Он получил от Особого совещания пять лет лагерей «за контрреволюционную троцкистскую деятельность». Этап, двинувшийся в гулаговскую Сибирь 8 ноября 1938 года, длился шестьдесят с лишним дней. «Однажды мы около трех суток почти не получали воды и, встречая Новый, 1939 год где-то около Байкала, должны были лизать черные закоптелые сосульки, наросшие на стенах вагона от наших же собственных испарений. Это новогоднее пиршество мне не удастся забыть до конца жизни».

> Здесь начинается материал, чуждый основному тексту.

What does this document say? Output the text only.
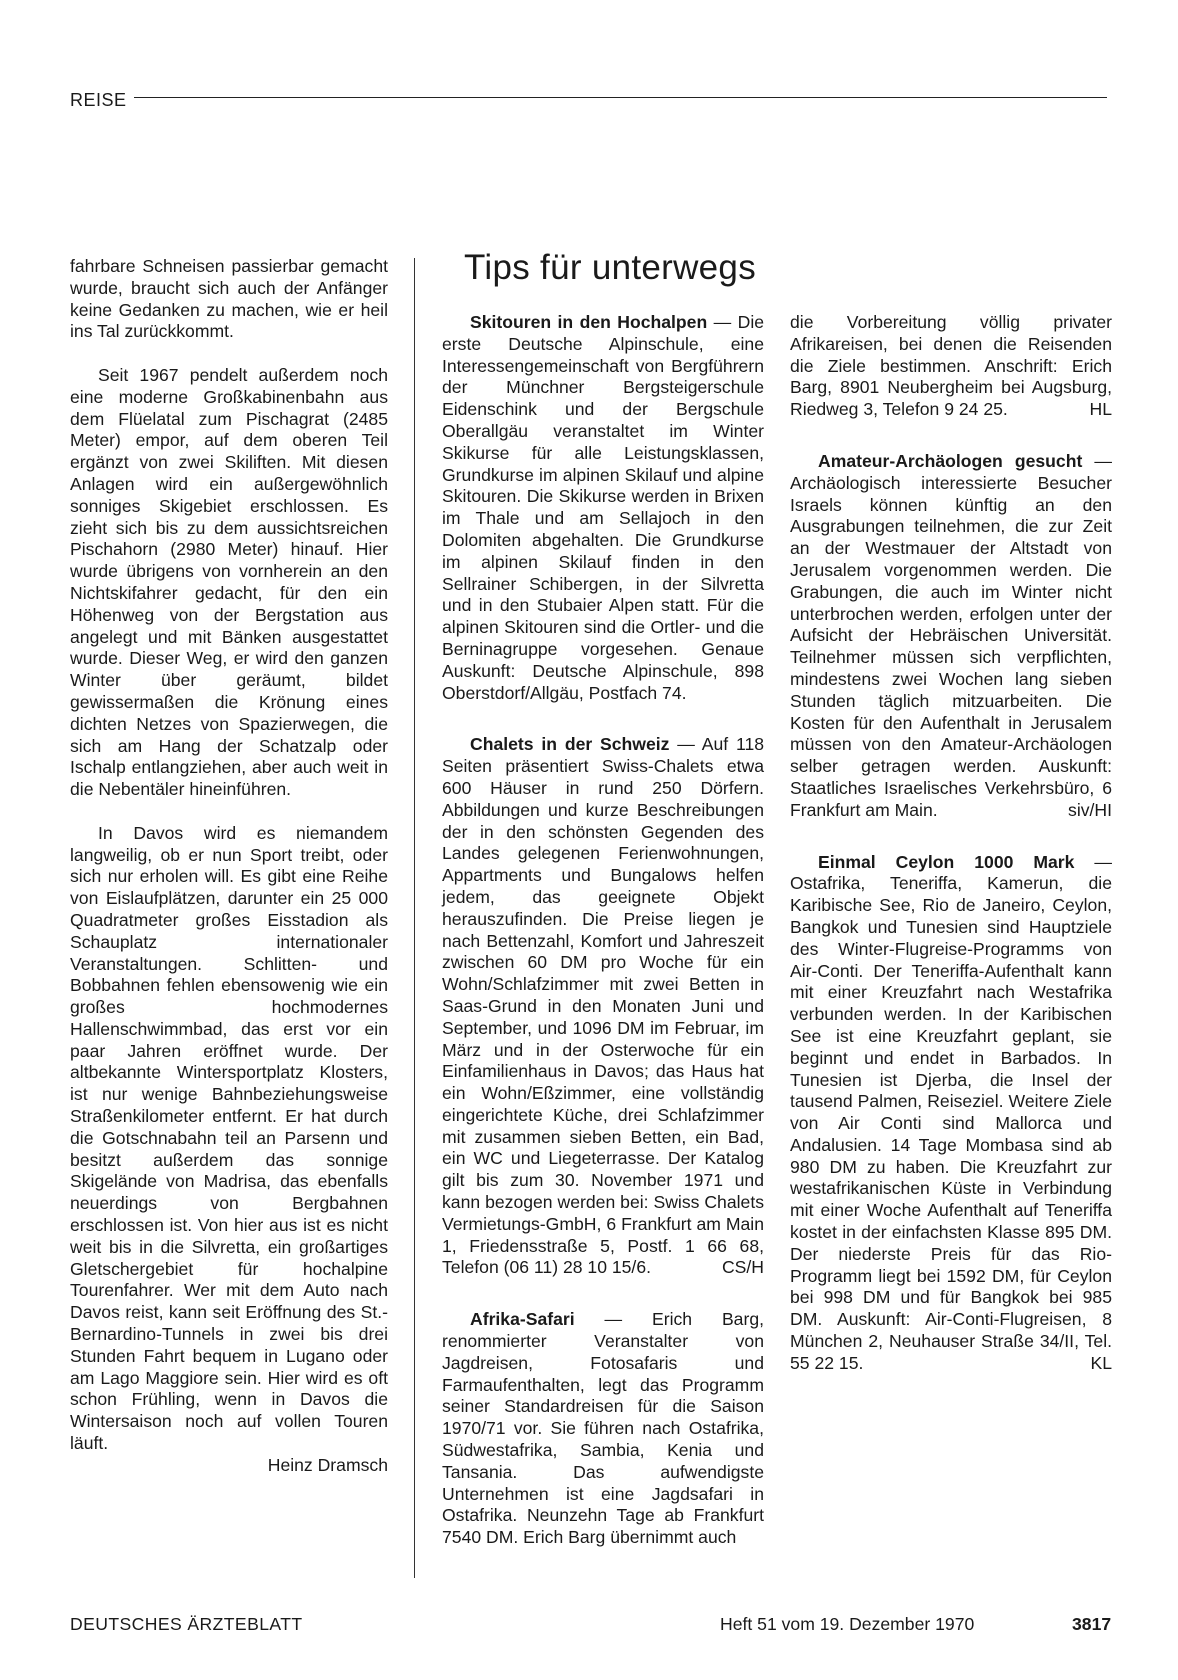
REISE

fahrbare Schneisen passierbar gemacht wurde, braucht sich auch der Anfänger keine Gedanken zu machen, wie er heil ins Tal zurückkommt.

Seit 1967 pendelt außerdem noch eine moderne Großkabinenbahn aus dem Flüelatal zum Pischagrat (2485 Meter) empor, auf dem oberen Teil ergänzt von zwei Skiliften. Mit diesen Anlagen wird ein außergewöhnlich sonniges Skigebiet erschlossen. Es zieht sich bis zu dem aussichtsreichen Pischahorn (2980 Meter) hinauf. Hier wurde übrigens von vornherein an den Nichtskifahrer gedacht, für den ein Höhenweg von der Bergstation aus angelegt und mit Bänken ausgestattet wurde. Dieser Weg, er wird den ganzen Winter über geräumt, bildet gewissermaßen die Krönung eines dichten Netzes von Spazierwegen, die sich am Hang der Schatzalp oder Ischalp entlangziehen, aber auch weit in die Nebentäler hineinführen.

In Davos wird es niemandem langweilig, ob er nun Sport treibt, oder sich nur erholen will. Es gibt eine Reihe von Eislaufplätzen, darunter ein 25 000 Quadratmeter großes Eisstadion als Schauplatz internationaler Veranstaltungen. Schlitten- und Bobbahnen fehlen ebensowenig wie ein großes hochmodernes Hallenschwimmbad, das erst vor ein paar Jahren eröffnet wurde. Der altbekannte Wintersportplatz Klosters, ist nur wenige Bahnbeziehungsweise Straßenkilometer entfernt. Er hat durch die Gotschnabahn teil an Parsenn und besitzt außerdem das sonnige Skigelände von Madrisa, das ebenfalls neuerdings von Bergbahnen erschlossen ist. Von hier aus ist es nicht weit bis in die Silvretta, ein großartiges Gletschergebiet für hochalpine Tourenfahrer. Wer mit dem Auto nach Davos reist, kann seit Eröffnung des St.-Bernardino-Tunnels in zwei bis drei Stunden Fahrt bequem in Lugano oder am Lago Maggiore sein. Hier wird es oft schon Frühling, wenn in Davos die Wintersaison noch auf vollen Touren läuft.

Heinz Dramsch
Tips für unterwegs

Skitouren in den Hochalpen — Die erste Deutsche Alpinschule, eine Interessengemeinschaft von Bergführern der Münchner Bergsteigerschule Eidenschink und der Bergschule Oberallgäu veranstaltet im Winter Skikurse für alle Leistungsklassen, Grundkurse im alpinen Skilauf und alpine Skitouren. Die Skikurse werden in Brixen im Thale und am Sellajoch in den Dolomiten abgehalten. Die Grundkurse im alpinen Skilauf finden in den Sellrainer Schibergen, in der Silvretta und in den Stubaier Alpen statt. Für die alpinen Skitouren sind die Ortler- und die Berninagruppe vorgesehen. Genaue Auskunft: Deutsche Alpinschule, 898 Oberstdorf/Allgäu, Postfach 74.

Chalets in der Schweiz — Auf 118 Seiten präsentiert Swiss-Chalets etwa 600 Häuser in rund 250 Dörfern. Abbildungen und kurze Beschreibungen der in den schönsten Gegenden des Landes gelegenen Ferienwohnungen, Appartments und Bungalows helfen jedem, das geeignete Objekt herauszufinden. Die Preise liegen je nach Bettenzahl, Komfort und Jahreszeit zwischen 60 DM pro Woche für ein Wohn/Schlafzimmer mit zwei Betten in Saas-Grund in den Monaten Juni und September, und 1096 DM im Februar, im März und in der Osterwoche für ein Einfamilienhaus in Davos; das Haus hat ein Wohn/Eßzimmer, eine vollständig eingerichtete Küche, drei Schlafzimmer mit zusammen sieben Betten, ein Bad, ein WC und Liegeterrasse. Der Katalog gilt bis zum 30. November 1971 und kann bezogen werden bei: Swiss Chalets Vermietungs-GmbH, 6 Frankfurt am Main 1, Friedensstraße 5, Postf. 1 66 68, Telefon (06 11) 28 10 15/6.	CS/H

Afrika-Safari — Erich Barg, renommierter Veranstalter von Jagdreisen, Fotosafaris und Farmaufenthalten, legt das Programm seiner Standardreisen für die Saison 1970/71 vor. Sie führen nach Ostafrika, Südwestafrika, Sambia, Kenia und Tansania. Das aufwendigste Unternehmen ist eine Jagdsafari in Ostafrika. Neunzehn Tage ab Frankfurt 7540 DM. Erich Barg übernimmt auch

die Vorbereitung völlig privater Afrikareisen, bei denen die Reisenden die Ziele bestimmen. Anschrift: Erich Barg, 8901 Neubergheim bei Augsburg, Riedweg 3, Telefon 9 24 25.	HL

Amateur-Archäologen gesucht — Archäologisch interessierte Besucher Israels können künftig an den Ausgrabungen teilnehmen, die zur Zeit an der Westmauer der Altstadt von Jerusalem vorgenommen werden. Die Grabungen, die auch im Winter nicht unterbrochen werden, erfolgen unter der Aufsicht der Hebräischen Universität. Teilnehmer müssen sich verpflichten, mindestens zwei Wochen lang sieben Stunden täglich mitzuarbeiten. Die Kosten für den Aufenthalt in Jerusalem müssen von den Amateur-Archäologen selber getragen werden. Auskunft: Staatliches Israelisches Verkehrsbüro, 6 Frankfurt am Main.	siv/HI

Einmal Ceylon 1000 Mark — Ostafrika, Teneriffa, Kamerun, die Karibische See, Rio de Janeiro, Ceylon, Bangkok und Tunesien sind Hauptziele des Winter-Flugreise-Programms von Air-Conti. Der Teneriffa-Aufenthalt kann mit einer Kreuzfahrt nach Westafrika verbunden werden. In der Karibischen See ist eine Kreuzfahrt geplant, sie beginnt und endet in Barbados. In Tunesien ist Djerba, die Insel der tausend Palmen, Reiseziel. Weitere Ziele von Air Conti sind Mallorca und Andalusien. 14 Tage Mombasa sind ab 980 DM zu haben. Die Kreuzfahrt zur westafrikanischen Küste in Verbindung mit einer Woche Aufenthalt auf Teneriffa kostet in der einfachsten Klasse 895 DM. Der niederste Preis für das Rio-Programm liegt bei 1592 DM, für Ceylon bei 998 DM und für Bangkok bei 985 DM. Auskunft: Air-Conti-Flugreisen, 8 München 2, Neuhauser Straße 34/II, Tel. 55 22 15.	KL

DEUTSCHES ÄRZTEBLATT	Heft 51 vom 19. Dezember 1970	3817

Он освободился в 1943-м. Работал на вольном поселении чертежником и продолжал свой труд по переводу «Слова о полку Игореве» на современный литературный язык. В правах восстановили в 1946-м. Вернулся в Москву. В столице снова стал писать стихи. В 1948-м вышла его третья книга «Стихотворения». Переводил грузинских классиков: стихи Акакия Церетели, Давида Гурамишвили, Ильи Чавчавадзе, Григория Орбелиани. Последовало затем официальное признание. В 50-е годы, в квартире, которую получил в «Беговой деревне», Николай Алексеевич Заболоцкий написал, как принято справедливо считать, произведения свои самые выдающиеся: «Журавли», «Облетают последние маки», «Сквозь волшебный прибор Левенгука»:
«И в углу невысокой вселенной,
Под стеклом кабинетной трубы,
Тот же самый поток неизменный
Движет тайная воля судьбы».
Его последний прижизненный сборник «Стихотворения» вышел в 1957 году. Прочитав его, К.И.Чуковский прислал поэту письмо: «Пишу Вам с той почтительной робостью, с какой писал бы Тютчеву или Державину. Для меня нет никакого сомнения, что автор «Журавлей», «Лебедя», «Неудачника», «Актрисы», «Человеческих лиц», «Утра», «Лесного озера», «Слепого»... – подлинно великий поэт, творчеством которого рано или поздно советской культуре придется гордиться, как одним из высочайших своих достижений».
В 1958 году второй инфаркт прервал движение судьбы Заболоцкого. Ему было 55 лет. Могила в Москве, на Новодевичьем кладбище…
«Нет в мире ничего прекрасней бытия.
Безмолвный мрак могил – томление пустое.